(photo credit: )
This week, the shekel reached its highest value against the US dollar in almost 10 years, at about NIS 3.78 to the dollar. The seemingly relentless rise of the Israeli currency was interrupted Thursday afternoon when Bank Hapoalim shocked the local market by announcing another massive write-off of securitized American loans that it had unwisely invested in (so-called subprime, although that's inaccurate). This hit Hapaolim's share price for six, sent the whole Tel Aviv Stock Exchange south and caused the dollar to gain three agorot against the shekel in an hour - and to lose them again in the next hour.
But the total potential losses of all the Israeli banks together are insufficient to change the larger picture, in which the shekel is rising against all the main currencies - and is likely to continue to do so, at least for the near term. The shekel's rise reflects that the "strong fundamentals" of the Israeli economy - the rate of GDP growth, the balance of payments surplus and the negligible budget deficit - are far superior to those of the US, the UK and most other developed economies. If that wasn't reason enough, Israeli interest rates are climbing, because inflation is rising. But in the US and the UK interest rates are falling - and they are likely to fall in the euro zone too, within a few months, as the slowdown in the European economy intensifies. Interest rate differentials are a key driving force of short-term capital flows, in this case into Israel.
It is difficult for many Israelis to grasp the idea that their economy has become a "surplus" economy with strong fundamentals. For 50 years, economic weakness was the norm and was regarded as a fact of Israeli life. As recently as five years ago, a central tenet of the accepted wisdom in Israeli government and political circles, as well as in the media, was that there could be no sustained economic growth in Israel without clear and ongoing progress in the Middle East peace process.
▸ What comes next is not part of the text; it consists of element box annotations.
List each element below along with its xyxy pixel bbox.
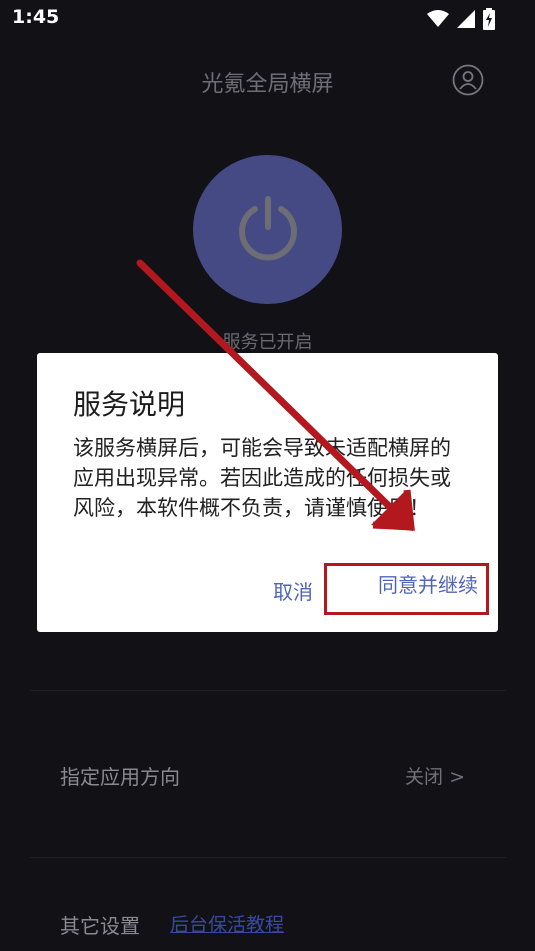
agree-continue-button[interactable]: 同意并继续 [359,561,497,605]
dialog-message: 该服务横屏后，可能会导致未适配横屏的应用出现异常。若因此造成的任何损失或风险，本… [73,436,451,520]
dialog-title: 服务说明 [73,388,186,421]
service-notice-dialog: 服务说明 该服务横屏后，可能会导致未适配横屏的应用出现异常。若因此造成的任何损失… [37,353,498,632]
cancel-button[interactable]: 取消 [273,576,313,605]
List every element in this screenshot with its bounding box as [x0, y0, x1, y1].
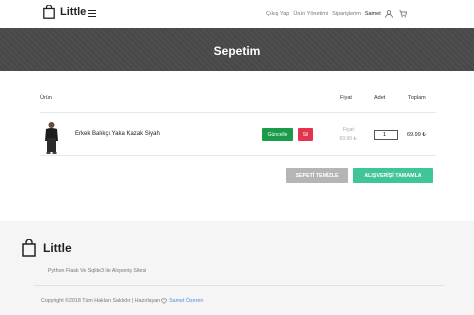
hamburger-menu-icon[interactable] [88, 10, 96, 18]
footer-brand-name: Little [43, 241, 72, 255]
copyright: Copyright ©2018 Tüm Hakları Saklıdır | H… [41, 298, 203, 304]
copyright-text: Copyright ©2018 Tüm Hakları Saklıdır | H… [41, 298, 161, 304]
nav-logout[interactable]: Çıkış Yap [266, 11, 289, 17]
nav-user[interactable]: Samet [365, 11, 381, 17]
top-nav: Çıkış Yap Ürün Yönetimi Siparişlerim Sam… [266, 10, 413, 18]
clear-cart-button[interactable]: SEPETİ TEMİZLE [286, 168, 348, 183]
column-header-price: Fiyat [340, 95, 352, 101]
update-button[interactable]: Güncelle [262, 128, 293, 141]
price-label: Fiyat: [342, 127, 356, 133]
table-divider [40, 112, 436, 113]
price-value: 69.99 ₺ [339, 136, 357, 142]
quantity-input[interactable] [374, 130, 398, 140]
total-value: 69.99 ₺ [407, 132, 426, 138]
shopping-bag-icon [22, 239, 36, 257]
product-name[interactable]: Erkek Balıkçı Yaka Kazak Siyah [75, 131, 160, 137]
shopping-bag-icon [43, 5, 55, 19]
checkout-button[interactable]: ALIŞVERİŞİ TAMAMLA [353, 168, 433, 183]
brand-name: Little [60, 6, 87, 18]
nav-my-orders[interactable]: Siparişlerim [332, 11, 361, 17]
column-header-total: Toplam [408, 95, 426, 101]
cart-icon[interactable] [399, 10, 407, 18]
footer-divider [34, 285, 444, 286]
page-title: Sepetim [213, 44, 261, 58]
author-link[interactable]: Samet Özeren [169, 298, 203, 304]
heart-icon [161, 298, 167, 304]
brand-logo[interactable]: Little [43, 5, 86, 19]
user-icon[interactable] [384, 10, 393, 18]
page-banner: Sepetim [0, 28, 474, 71]
footer: Little Python Flask Ve Sqlite3 ile Alışv… [0, 221, 474, 315]
footer-description: Python Flask Ve Sqlite3 ile Alışveriş Si… [48, 268, 147, 274]
nav-product-management[interactable]: Ürün Yönetimi [293, 11, 328, 17]
footer-logo[interactable]: Little [22, 239, 72, 257]
product-image[interactable] [43, 121, 60, 155]
delete-button[interactable]: Sil [298, 128, 313, 141]
column-header-quantity: Adet [374, 95, 386, 101]
table-divider [40, 155, 436, 156]
header: Little Çıkış Yap Ürün Yönetimi Siparişle… [0, 0, 474, 28]
column-header-product: Ürün [40, 95, 52, 101]
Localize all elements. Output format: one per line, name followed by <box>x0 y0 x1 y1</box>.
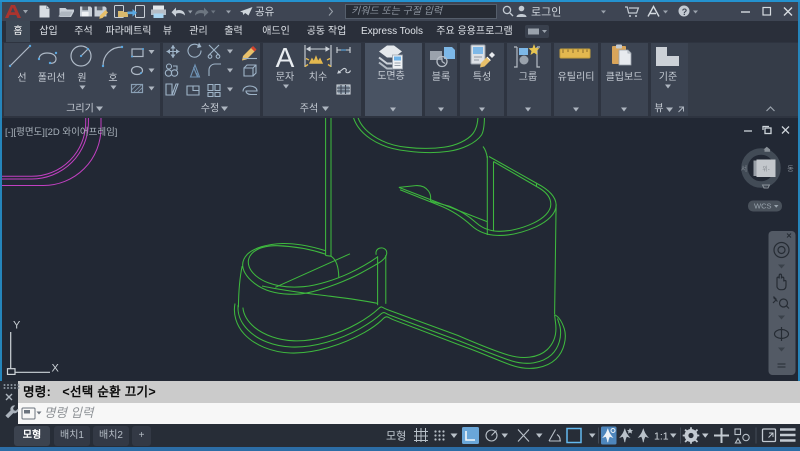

Yet we are now completing the fifth successive year of growth and the fourth of rapid growth, without any peace process, but with a war, a security fence and a possible withdrawal.
The left-wing mantra has been proven utterly baseless, but the right-wing parties have nothing to crow about, because the governments that delivered this unprecedented run of economic success have been led by their pet hates, Sharon and Olmert, on whom they believe Heaven should have vented its wrath, not showered its blessing.
It may be no consolation to frustrated right-wingers, but nothing in Israel's recent economic achievements is unique. Many developing countries, both in East Asia and in South America, have undergone a macroeconomic metamorphosis similar to Israel's - from running large deficits and suffering chronic instability to running surpluses and enjoying financial stability, while achieving high growth rates. In most cases - think Russia and Argentina - the change has been facilitated by the commodity boom. But countries like South Korea, Taiwan and of course China and India have managed - like Israel - to grow strongly despite, not because of, the rise in the price of energy, grains and metals.
Even so, few countries have achieved the degree of financial stability that has characterized Israel for the last two to three years, and even the Second Lebanon War could not disrupt that. This has found expression in a currency gaining value not just against the dollar, but even against the euro.
One country that has matched Israel in this respect is Egypt. But you would never read about that in the Israeli press, which is largely unaware that Arab countries have economies at all. Not all Arab countries, however, are family-owned oil companies with flags and airlines.
How long can the shekel's rise continue? No trend lasts forever, but picking tops and bottoms is almost impossible. Nevertheless, the shekel, sooner or later, is bound to bump into at least one of two potential developments that will weaken it. The more obvious one is that of geopolitical risk - another campaign in Lebanon, a crisis with Iran, or some other Israel-specific problem that could impact the currency, at least in the short term. That this didn't happen in the summer of 2006 is no guarantee that it can't or won't happen in the future.
The other factor is global. The relative strength of the emerging markets is unlikely to hold up for long, if indeed both the US and European economies sink into recession. The belief that China and India can "uncouple" from the developed economies is, for the moment at least, an illusion. By the second half of 2008, if the developed economies are not improving, the developing ones can be expected to deteriorate, taking their currencies - including the shekel - with them.